Diana Allen was a Ziegfeld Follies dancer and silent film actress from Sweden
She was born on November 27, 1898 in Gotland, Sweden. Tragically her father died when she was an infant. After her mother remarried they moved to the United States. Diana was educated in New Haven, Connecticut. She started her career dancing in vaudeville with Eddie Wittstein and Ned Wayburn. The blonde haired, blue eyed beauty was invited to join the Ziegfeld Follies in 1917. She also starred in the Broadway show Miss 1917 and in Ziegfeld’s Midnight Frolic. Diana made her film debut in the 1918 short Way Up Society. Then she had a role in the drama Woman. She was signed by Paramount in 1920 and costarred with Monte Blu in The Kentuckians. Her performance got good reviews and people started saying that she looked like Olive Thomas. In 1922 she appeared in eight films including The Beauty Shop, Beyond The Rainbow, and Divorce Coupons.
Then she was cast as boxer Benny Leonard’s leading lady in a series of two-reel comedy shorts.

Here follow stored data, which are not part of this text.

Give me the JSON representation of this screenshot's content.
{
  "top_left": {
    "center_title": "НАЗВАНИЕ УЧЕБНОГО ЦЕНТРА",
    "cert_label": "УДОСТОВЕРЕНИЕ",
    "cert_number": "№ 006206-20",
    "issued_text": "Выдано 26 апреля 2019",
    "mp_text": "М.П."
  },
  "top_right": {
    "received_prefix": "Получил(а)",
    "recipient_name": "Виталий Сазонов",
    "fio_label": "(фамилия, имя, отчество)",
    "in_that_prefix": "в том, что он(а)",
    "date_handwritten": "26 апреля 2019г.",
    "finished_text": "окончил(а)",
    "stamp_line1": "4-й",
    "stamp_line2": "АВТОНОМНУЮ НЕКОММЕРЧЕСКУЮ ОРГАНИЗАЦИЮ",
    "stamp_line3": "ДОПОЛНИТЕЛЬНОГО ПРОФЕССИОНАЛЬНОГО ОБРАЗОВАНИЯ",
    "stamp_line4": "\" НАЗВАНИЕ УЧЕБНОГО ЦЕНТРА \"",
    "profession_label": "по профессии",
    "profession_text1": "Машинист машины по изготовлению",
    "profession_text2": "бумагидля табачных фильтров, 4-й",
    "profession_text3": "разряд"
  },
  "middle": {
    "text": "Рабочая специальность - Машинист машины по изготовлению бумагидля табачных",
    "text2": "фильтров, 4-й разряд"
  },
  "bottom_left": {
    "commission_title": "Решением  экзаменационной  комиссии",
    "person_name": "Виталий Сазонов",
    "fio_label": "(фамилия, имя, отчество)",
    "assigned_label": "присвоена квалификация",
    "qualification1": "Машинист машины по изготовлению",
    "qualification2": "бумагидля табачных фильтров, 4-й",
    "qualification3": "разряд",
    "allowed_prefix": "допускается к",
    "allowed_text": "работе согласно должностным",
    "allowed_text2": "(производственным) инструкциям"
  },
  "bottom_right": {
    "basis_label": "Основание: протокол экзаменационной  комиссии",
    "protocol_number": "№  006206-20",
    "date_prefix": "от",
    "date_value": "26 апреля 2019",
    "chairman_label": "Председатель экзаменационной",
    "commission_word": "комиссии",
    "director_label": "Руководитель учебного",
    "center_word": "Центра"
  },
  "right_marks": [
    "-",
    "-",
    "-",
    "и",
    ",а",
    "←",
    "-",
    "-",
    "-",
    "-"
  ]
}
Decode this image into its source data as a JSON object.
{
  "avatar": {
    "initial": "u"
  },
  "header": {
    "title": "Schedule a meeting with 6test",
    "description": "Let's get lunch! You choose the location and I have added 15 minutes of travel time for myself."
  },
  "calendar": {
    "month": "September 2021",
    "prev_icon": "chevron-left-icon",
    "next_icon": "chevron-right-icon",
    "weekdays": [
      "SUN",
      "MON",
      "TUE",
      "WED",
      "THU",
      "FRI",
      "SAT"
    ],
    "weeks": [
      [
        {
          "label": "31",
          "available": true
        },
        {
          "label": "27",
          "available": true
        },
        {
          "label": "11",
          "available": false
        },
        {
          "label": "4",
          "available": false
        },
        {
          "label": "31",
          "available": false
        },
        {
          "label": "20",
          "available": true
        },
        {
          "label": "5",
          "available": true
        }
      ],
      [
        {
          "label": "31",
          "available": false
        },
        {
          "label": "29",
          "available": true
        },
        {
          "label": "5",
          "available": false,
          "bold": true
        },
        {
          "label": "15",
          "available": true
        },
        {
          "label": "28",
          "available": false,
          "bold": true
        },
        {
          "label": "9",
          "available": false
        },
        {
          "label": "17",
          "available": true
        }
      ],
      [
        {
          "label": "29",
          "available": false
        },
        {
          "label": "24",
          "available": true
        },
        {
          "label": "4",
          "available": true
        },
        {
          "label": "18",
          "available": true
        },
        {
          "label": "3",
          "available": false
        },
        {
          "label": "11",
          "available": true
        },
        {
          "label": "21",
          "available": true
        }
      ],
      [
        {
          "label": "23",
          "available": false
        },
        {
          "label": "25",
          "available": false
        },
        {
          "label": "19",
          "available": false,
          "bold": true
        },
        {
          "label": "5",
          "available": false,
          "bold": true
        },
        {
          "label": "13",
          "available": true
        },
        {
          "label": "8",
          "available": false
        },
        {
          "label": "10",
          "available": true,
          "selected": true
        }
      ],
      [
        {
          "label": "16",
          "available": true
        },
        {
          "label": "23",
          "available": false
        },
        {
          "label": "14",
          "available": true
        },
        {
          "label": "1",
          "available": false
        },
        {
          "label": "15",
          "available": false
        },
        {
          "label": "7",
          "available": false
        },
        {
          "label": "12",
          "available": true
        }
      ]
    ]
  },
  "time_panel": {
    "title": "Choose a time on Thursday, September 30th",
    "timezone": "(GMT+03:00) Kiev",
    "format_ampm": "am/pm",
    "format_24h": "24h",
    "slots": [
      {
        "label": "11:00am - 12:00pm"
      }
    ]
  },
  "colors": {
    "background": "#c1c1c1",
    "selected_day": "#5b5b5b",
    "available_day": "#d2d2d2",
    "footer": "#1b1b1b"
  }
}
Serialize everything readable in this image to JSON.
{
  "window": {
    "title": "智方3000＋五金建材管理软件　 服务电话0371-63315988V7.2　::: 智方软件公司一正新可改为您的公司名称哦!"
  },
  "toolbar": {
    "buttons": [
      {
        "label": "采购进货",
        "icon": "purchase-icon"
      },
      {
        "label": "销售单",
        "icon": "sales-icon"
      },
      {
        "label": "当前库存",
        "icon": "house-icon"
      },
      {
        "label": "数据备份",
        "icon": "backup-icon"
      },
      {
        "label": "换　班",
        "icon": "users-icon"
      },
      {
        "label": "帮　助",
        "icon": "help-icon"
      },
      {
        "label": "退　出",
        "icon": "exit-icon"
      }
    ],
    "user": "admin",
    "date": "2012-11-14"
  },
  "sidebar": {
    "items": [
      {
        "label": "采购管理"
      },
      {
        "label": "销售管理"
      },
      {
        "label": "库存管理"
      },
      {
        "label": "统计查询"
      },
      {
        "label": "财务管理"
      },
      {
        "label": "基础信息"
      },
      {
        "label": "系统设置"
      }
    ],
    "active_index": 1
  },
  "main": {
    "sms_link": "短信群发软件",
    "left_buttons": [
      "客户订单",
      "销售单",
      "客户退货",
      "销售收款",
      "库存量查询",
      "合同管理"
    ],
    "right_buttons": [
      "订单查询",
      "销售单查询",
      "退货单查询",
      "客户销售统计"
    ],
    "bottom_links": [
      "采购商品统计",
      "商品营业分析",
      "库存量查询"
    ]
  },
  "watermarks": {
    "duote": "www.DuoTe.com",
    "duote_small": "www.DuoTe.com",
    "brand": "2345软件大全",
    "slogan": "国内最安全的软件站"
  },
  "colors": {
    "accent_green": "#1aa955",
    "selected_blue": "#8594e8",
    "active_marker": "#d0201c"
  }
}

Diana said her ambition was “To learn and then to act”. She married Samuel P. Booth, the President of a newspaper circulation company, in 1924. He was more than thirty years older than her. Soon after she decided to quit acting and become a full-time housewife. Her final film was the 1925 short The Jazz Fight. Diana and her husband divided their time between homes in New York City and Palm Beach, Florida. The couple remained happily married until Samuel’s death in 1939. Sadly on June 12, 1949 she died at the young age of fifty-one. Her cause of death was not publicly revealed. She was buried next to her husband at Roseland Park Cemetery in Berkley, Michigan.